Re: [BackupPC-users] Hot Imaging Tool and BackupPC

2009-11-24 12:54:17
Subject: Re: [BackupPC-users] Hot Imaging Tool and BackupPC
From: "Jeffrey J. Kosowsky" <backuppc AT kosowsky DOT org>
To: "General list for user discussion, questions and support" <backuppc-users AT lists.sourceforge DOT net>
Date: Tue, 24 Nov 2009 12:50:54 -0500
Vince Tingey wrote at about 09:58:39 -0800 on Monday, November 23, 2009:
 > Hello Everyone,
 > 
 > We have been using BackupPC for about 2 years now and its great for 
 > doing file level backups!  However for doing a bare metal restore we had 
 > to first restore from an offline system image of various age then 
 > restore files from the BackupPC server. 
 > 
 > Recently we found a free tool for linux system hot backups offered from 
 > R1Soft.  http://www.r1soft.com/tools/linux-hot-copy/
 > 
 > It looks like we could use this tool with BackupPC to always have an 
 > up-to-date bare metal image to restore.  The downside being losing the 
 > ability to restore individual files from BackupPC unless we also keep a 
 > backup of the files in addition to the image file.  This doesn't seem 
 > too bad though as disk space is pretty cheap and we don't have a ton of 
 > servers.  I'm also wondering if the storage pooling built into BackupPC 
 > would work on the block level image files create by the Linux Hot Copy 
 > tool to reduce the storage space needed.

Looks interesting - here are my 2 cents
1. First, it's free (or at least the latest Beta is) but no guarantee
   for the future and it's certainly not Open Source

2. I'm not sure what you mean by:
   "The downside being losing the ability to restore individual files
   from BackupPC unless we also keep a backup of the files in addition
   to the image file."

   Why would you need to keep the image file? (which according to the
   FAQ doesn't survive a reboot).

   Instead, wouldn't you use it more like MS Volume Shadow Copy (to
   which it claims to be analogous).
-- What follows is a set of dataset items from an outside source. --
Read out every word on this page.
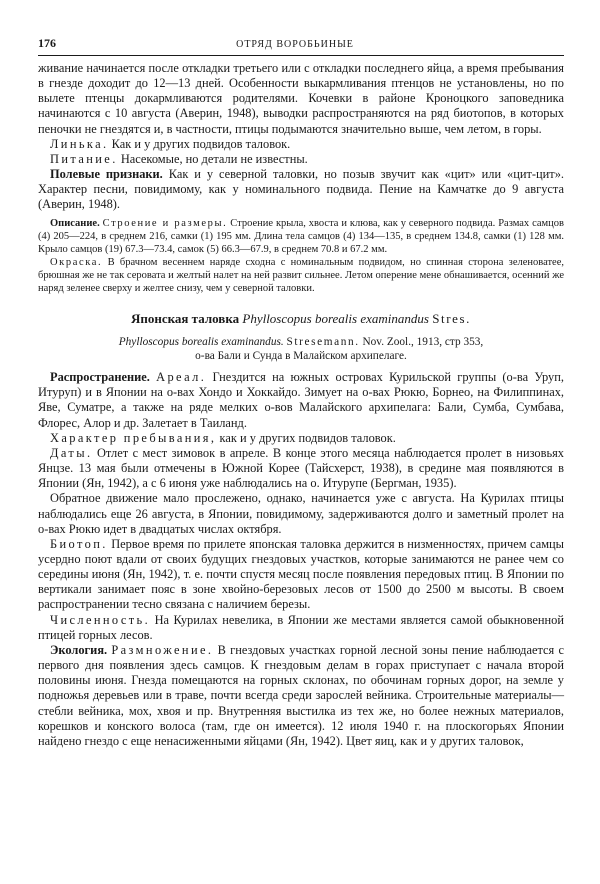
176	ОТРЯД ВОРОБЬИНЫЕ

живание начинается после откладки третьего или с откладки последнего яйца, а время пребывания в гнезде доходит до 12—13 дней. Особенности выкармливания птенцов не установлены, но по вылете птенцы докармливаются родителями. Кочевки в районе Кроноцкого заповедника начинаются с 10 августа (Аверин, 1948), выводки распространяются на ряд биотопов, в которых пеночки не гнездятся и, в частности, птицы подымаются значительно выше, чем летом, в горы.

Линька. Как и у других подвидов таловок.

Питание. Насекомые, но детали не известны.

Полевые признаки. Как и у северной таловки, но позыв звучит как «цит» или «цит-цит». Характер песни, повидимому, как у номинального подвида. Пение на Камчатке до 9 августа (Аверин, 1948).

Описание. Строение и размеры. Строение крыла, хвоста и клюва, как у северного подвида. Размах самцов (4) 205—224, в среднем 216, самки (1) 195 мм. Длина тела самцов (4) 134—135, в среднем 134.8, самки (1) 128 мм. Крыло самцов (19) 67.3—73.4, самок (5) 66.3—67.9, в среднем 70.8 и 67.2 мм.

Окраска. В брачном весеннем наряде сходна с номинальным подвидом, но спинная сторона зеленоватее, брюшная же не так серовата и желтый налет на ней развит сильнее. Летом оперение мене обнашивается, осенний же наряд зеленее сверху и желтее снизу, чем у северной таловки.

Японская таловка Phylloscopus borealis examinandus Stres.
Phylloscopus borealis examinandus. Stresemann. Nov. Zool., 1913, стр 353,
о-ва Бали и Сунда в Малайском архипелаге.

Распространение. Ареал. Гнездится на южных островах Курильской группы (о-ва Уруп, Итуруп) и в Японии на о-вах Хондо и Хоккайдо. Зимует на о-вах Рюкю, Борнео, на Филиппинах, Яве, Суматре, а также на ряде мелких о-вов Малайского архипелага: Бали, Сумба, Сумбава, Флорес, Алор и др. Залетает в Таиланд.

Характер пребывания, как и у других подвидов таловок.

Даты. Отлет с мест зимовок в апреле. В конце этого месяца наблюдается пролет в низовьях Янцзе. 13 мая были отмечены в Южной Корее (Тайсхерст, 1938), в средине мая появляются в Японии (Ян, 1942), а с 6 июня уже наблюдались на о. Итурупе (Бергман, 1935).

Обратное движение мало прослежено, однако, начинается уже с августа. На Курилах птицы наблюдались еще 26 августа, в Японии, повидимому, задерживаются долго и заметный пролет на о-вах Рюкю идет в двадцатых числах октября.

Биотоп. Первое время по прилете японская таловка держится в низменностях, причем самцы усердно поют вдали от своих будущих гнездовых участков, которые занимаются не ранее чем со середины июня (Ян, 1942), т. е. почти спустя месяц после появления передовых птиц. В Японии по вертикали занимает пояс в зоне хвойно-березовых лесов от 1500 до 2500 м высоты. В своем распространении тесно связана с наличием березы.

Численность. На Курилах невелика, в Японии же местами является самой обыкновенной птицей горных лесов.

Экология. Размножение. В гнездовых участках горной лесной зоны пение наблюдается с первого дня появления здесь самцов. К гнездовым делам в горах приступает с начала второй половины июня. Гнезда помещаются на горных склонах, по обочинам горных дорог, на земле у подножья деревьев или в траве, почти всегда среди зарослей вейника. Строительные материалы—стебли вейника, мох, хвоя и пр. Внутренняя выстилка из тех же, но более нежных материалов, корешков и конского волоса (там, где он имеется). 12 июля 1940 г. на плоскогорьях Японии найдено гнездо с еще ненасиженными яйцами (Ян, 1942). Цвет яиц, как и у других таловок,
I.e., you would use the snapshots
   to create a fixed instance in time that you would then use BackupPC
   to create a stable file-by-file backup against.

   For Linux, restoring against this would be no different from
   rebooting after a system crash. So you would be able to do a full
   metal restore modulo any data that is affected by a normal
   crash. Except that since you have backed up the state of the
   machine, even that wouldn't necessarily be lost.

3. I do like the idea of being able to make stable snapshots on
   regular block device without needing LVM or xfs. Automating this
   in DumpPreUserCmd could be interesting...

Have you actually tried the software?